Gesetz zum assistierten Suizid
Am Freitag, den 26. Juni, hat sich die SVP in einer Sondersitzung mit dem assistierten Suizid beschäftigt.
Bis zum Jahr 2019 war die Beihilfe zum Suizid in Italien laut Art. 580 StGB strafbar und wurde mit einer Freiheitsstrafe von fünf bis zwölf Jahren geahndet. Der Bürgerrechtsaktivist Marco Cappato hat trotzdem immer wieder Sterbenskranke in die Schweiz gebracht und anschließend Selbstanzeige erstattet. Im Rahmen der daraufhin eingeleiteten Strafverfahren, hat er dann die Verfassungswidrigkeit des Art. 580 StGB eingewendet.
Im Jahr 2019 hat ihm der Verfassungsgerichtshof mit dem bahnbrechenden Urteil Nr. 242 Recht gegeben und festgesetzt, dass die Beihilfe zum Suizid nicht strafbar sein kann, wenn es sich um eine Person mit einer unheilbaren Krankheit, unerträglichen Schmerzen, die auf lebenserhaltende Maßnahmen angewiesen ist und den freien Willen zu sterben hat, handelt. Der Gesetzgeber solle ein diesbezügliches Gesetz verabschieden.
Doch leider ist das Parlament seit nunmehr sieben Jahren nicht in der Lage, dies zu tun. Vor allem die rechtsextremen Fratelli d‘Italia blockieren den Gesetzgebungsprozess. Man sagt, auf direkte Anweisung des Vatikans. Daher sind inzwischen einzelne Regionen aktiv geworden, allen voran die Toskana, die bereits im Jahr 2025 ein Gesetz verabschiedet hat. Dieses wurde von der Regierung angefochten, zumal das Straf- und Zivilrecht eine staatliche Kompetenz sei.
Mit Urteil Nr. 204 vom 29. Dezember 2025 hat der Verfassungsgerichtshof entschieden, dass die Regionen zwar keine Änderungen an den Voraussetzungen für den assistierten Suizid vorsehen, sehr wohl jedoch das organisatorische Prozedere regeln können.

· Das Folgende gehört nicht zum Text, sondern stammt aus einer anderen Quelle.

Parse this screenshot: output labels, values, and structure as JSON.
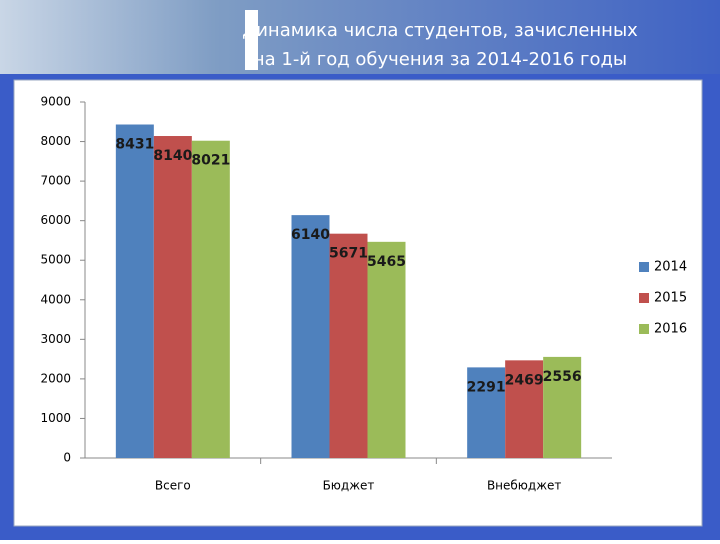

Dies ist die rechtliche Grundlage, auf der Landesrat Messner seinen Vorschlag verfasst hat. Allerdings wurde dieser in einem „Omnibusgesetz“ untergebracht. Die SVP hat entschieden, dass es für eine derart wichtige Materie ein eigenes Gesetz, nach einer breiten Diskussion, benötigt. Aufgeschoben ist jedoch nicht aufgehoben.